Previous studies showed that KL protein probably had an important role in vascular protection through the antagonism of lipotoxicity12, 13. In clinical data, we found that the serum KL protein level was lower in the DR population and was an independent risk factor for DR. Therefore, we further observed the effects of KL protein through an in vitro cell experiment. The results showed that the administration of recombinant KL protein could evidently inhibit apoptosis induced by PA in HRECs, suggesting that KL protein might have a direct protective effect on DR.

The PI3K/Akt pathway plays an important role in regulating cell survival, and Akt is a pivotal effector. Studies reported that KL protein could activate the PI3K/Akt pathway to play protective roles. In the study of Zeldich et al.19, administration of recombinant KL protein could inhibit the glutamate and amyloid‐induced neuronal cell oxidative stress injury, whereas PI3K inhibitors LY294002 significantly weakened the protective effect of KL protein. In the present study, our results showed that KL protein significantly reversed the decreased expression level of p‐Akt induced by PA. Additionally, although KL protein attenuated apoptosis caused by PA in HRECs, the inhibitory effects of KL were obviously abolished by LY294002. This suggested that KL protein could inhibit HRECs damage induced by PA through activating the PI3K/Akt signaling pathway. Nevertheless, contrary to the study of Yamamoto et al.36, the results showed that KL protein could activate the fork transcription factor and then enhance the resistance of cells to oxidative stress, but the mechanism was involved in inhibiting the insulin/insulin‐like growth factor receptor 1/PI3K/Akt signaling pathway. Therefore, further experiments are necessary to elaborate the effects of KL protein on the Akt signaling pathway.

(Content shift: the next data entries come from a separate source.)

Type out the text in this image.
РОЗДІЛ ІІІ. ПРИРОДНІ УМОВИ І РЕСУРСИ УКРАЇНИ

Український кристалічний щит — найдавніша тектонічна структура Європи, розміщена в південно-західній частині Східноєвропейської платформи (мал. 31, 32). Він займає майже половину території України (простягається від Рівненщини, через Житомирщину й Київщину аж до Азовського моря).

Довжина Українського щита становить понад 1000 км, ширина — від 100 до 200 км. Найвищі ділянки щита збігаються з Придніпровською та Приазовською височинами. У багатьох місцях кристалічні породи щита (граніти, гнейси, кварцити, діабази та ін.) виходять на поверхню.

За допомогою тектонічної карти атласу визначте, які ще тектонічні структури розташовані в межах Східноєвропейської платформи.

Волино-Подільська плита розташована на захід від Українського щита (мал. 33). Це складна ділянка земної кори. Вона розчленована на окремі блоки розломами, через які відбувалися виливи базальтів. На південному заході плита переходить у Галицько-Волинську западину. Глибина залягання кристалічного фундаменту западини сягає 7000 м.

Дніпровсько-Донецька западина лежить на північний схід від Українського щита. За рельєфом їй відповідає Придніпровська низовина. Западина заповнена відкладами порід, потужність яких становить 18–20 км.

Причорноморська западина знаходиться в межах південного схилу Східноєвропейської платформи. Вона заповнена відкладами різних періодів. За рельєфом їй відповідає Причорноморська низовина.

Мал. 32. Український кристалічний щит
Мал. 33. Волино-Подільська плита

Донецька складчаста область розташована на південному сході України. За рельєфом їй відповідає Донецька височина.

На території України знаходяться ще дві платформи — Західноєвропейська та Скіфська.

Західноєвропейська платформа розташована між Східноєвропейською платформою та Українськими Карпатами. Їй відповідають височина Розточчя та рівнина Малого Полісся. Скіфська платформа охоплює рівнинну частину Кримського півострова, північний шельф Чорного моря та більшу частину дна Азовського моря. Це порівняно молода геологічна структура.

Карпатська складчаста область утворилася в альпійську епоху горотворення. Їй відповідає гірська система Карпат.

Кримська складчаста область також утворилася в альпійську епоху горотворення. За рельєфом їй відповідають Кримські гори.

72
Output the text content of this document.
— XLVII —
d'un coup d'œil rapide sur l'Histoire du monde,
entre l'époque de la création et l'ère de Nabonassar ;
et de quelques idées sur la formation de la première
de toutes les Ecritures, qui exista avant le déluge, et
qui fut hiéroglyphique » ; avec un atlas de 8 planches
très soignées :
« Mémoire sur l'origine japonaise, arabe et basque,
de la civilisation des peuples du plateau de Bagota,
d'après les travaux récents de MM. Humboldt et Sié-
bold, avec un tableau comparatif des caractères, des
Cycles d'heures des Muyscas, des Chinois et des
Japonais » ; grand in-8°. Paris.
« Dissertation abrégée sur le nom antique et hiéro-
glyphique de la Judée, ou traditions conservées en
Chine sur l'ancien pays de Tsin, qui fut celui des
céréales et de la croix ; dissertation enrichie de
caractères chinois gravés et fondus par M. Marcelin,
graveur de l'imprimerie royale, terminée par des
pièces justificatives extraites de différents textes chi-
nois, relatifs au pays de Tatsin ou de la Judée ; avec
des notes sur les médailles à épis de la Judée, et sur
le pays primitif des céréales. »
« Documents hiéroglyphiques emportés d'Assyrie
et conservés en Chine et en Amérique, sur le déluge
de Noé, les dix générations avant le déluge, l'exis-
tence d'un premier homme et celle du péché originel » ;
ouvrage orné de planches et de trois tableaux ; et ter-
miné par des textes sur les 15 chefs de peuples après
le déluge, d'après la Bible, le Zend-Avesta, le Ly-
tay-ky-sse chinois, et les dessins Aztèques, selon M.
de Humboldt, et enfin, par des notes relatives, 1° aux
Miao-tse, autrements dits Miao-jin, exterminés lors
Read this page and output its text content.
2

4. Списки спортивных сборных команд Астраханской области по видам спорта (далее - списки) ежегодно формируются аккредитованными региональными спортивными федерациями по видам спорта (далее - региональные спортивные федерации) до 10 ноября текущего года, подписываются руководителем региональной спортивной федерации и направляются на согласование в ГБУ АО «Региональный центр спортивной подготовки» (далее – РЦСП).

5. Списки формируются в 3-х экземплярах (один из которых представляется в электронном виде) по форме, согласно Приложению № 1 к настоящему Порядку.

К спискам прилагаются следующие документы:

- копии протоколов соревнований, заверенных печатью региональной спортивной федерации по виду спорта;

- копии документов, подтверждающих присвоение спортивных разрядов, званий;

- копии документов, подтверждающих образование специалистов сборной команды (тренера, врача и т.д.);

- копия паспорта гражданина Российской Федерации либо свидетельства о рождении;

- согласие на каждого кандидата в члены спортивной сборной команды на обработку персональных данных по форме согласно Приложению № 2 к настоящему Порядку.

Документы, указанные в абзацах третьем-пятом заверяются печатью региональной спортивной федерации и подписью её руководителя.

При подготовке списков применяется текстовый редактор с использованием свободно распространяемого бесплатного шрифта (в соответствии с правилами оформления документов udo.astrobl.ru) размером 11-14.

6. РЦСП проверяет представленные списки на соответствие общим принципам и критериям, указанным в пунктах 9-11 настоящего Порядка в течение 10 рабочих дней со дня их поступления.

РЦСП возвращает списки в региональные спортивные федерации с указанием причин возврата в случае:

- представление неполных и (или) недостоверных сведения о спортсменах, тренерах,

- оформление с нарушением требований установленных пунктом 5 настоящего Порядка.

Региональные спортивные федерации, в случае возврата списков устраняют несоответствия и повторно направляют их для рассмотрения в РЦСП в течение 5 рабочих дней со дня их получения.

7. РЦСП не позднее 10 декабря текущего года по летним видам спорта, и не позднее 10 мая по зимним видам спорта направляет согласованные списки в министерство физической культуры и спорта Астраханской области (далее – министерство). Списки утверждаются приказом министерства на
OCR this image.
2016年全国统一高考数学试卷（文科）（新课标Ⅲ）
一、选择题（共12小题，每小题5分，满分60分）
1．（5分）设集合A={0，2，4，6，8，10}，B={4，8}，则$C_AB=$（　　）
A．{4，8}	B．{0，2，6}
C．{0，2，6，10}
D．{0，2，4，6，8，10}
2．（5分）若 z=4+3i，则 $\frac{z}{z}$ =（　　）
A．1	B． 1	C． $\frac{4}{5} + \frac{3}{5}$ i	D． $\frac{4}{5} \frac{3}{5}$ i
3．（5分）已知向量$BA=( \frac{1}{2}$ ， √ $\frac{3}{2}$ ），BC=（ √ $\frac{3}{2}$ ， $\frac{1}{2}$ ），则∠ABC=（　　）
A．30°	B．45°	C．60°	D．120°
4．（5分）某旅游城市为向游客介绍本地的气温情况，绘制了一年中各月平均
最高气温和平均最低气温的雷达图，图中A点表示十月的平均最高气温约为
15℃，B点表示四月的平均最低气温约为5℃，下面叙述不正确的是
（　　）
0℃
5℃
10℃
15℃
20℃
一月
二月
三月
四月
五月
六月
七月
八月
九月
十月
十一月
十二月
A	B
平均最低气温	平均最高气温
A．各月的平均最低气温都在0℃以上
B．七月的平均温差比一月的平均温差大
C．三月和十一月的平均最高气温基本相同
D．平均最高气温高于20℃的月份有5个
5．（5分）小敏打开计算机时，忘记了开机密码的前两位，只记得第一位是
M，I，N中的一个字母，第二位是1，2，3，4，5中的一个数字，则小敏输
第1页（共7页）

It should be pointed out that there were several limitations. Regarding clinical data, first, the sample size was relatively small in the present study. Second, the detailed history of medication, especially the use of angiotensin II receptor antagonist and insulin, should be obtained, and it would be better to carry out subgroup analyses. Regarding cell data, first, when exploring the mechanisms, we only discussed the PI3K/Akt signaling pathway, and other pathways were unclear. In addition to the PI3K inhibitor, the Akt inhibitor needed to be used in order to elaborate this signal pathway. Second, the concentration of KL protein was selected mainly according to the previous reports, and we examined the effects of KL protein only in in vitro experiments. Third, PA stimulation alone did not represent the state of diabetes. By all accounts, further large sample studies are required to exhaustively analyze the relationship between the serum KL level and DR. Further basic studies in vivo should be carried out to explore the protective roles and dose–effect of KL protein on DR.

In conclusion, the serum KL level was independently and negatively correlated with retinopathy in type 2 diabetes patients. Furthermore, KL treatment can inhibit apoptosis induced by PA in HRECs, and the potential mechanism might be involved in the activation of the PI3k/Akt signaling pathway. The data suggested that KL protein was likely to be a new and important target for DR.

Disclosure

The authors declare no conflict of interest.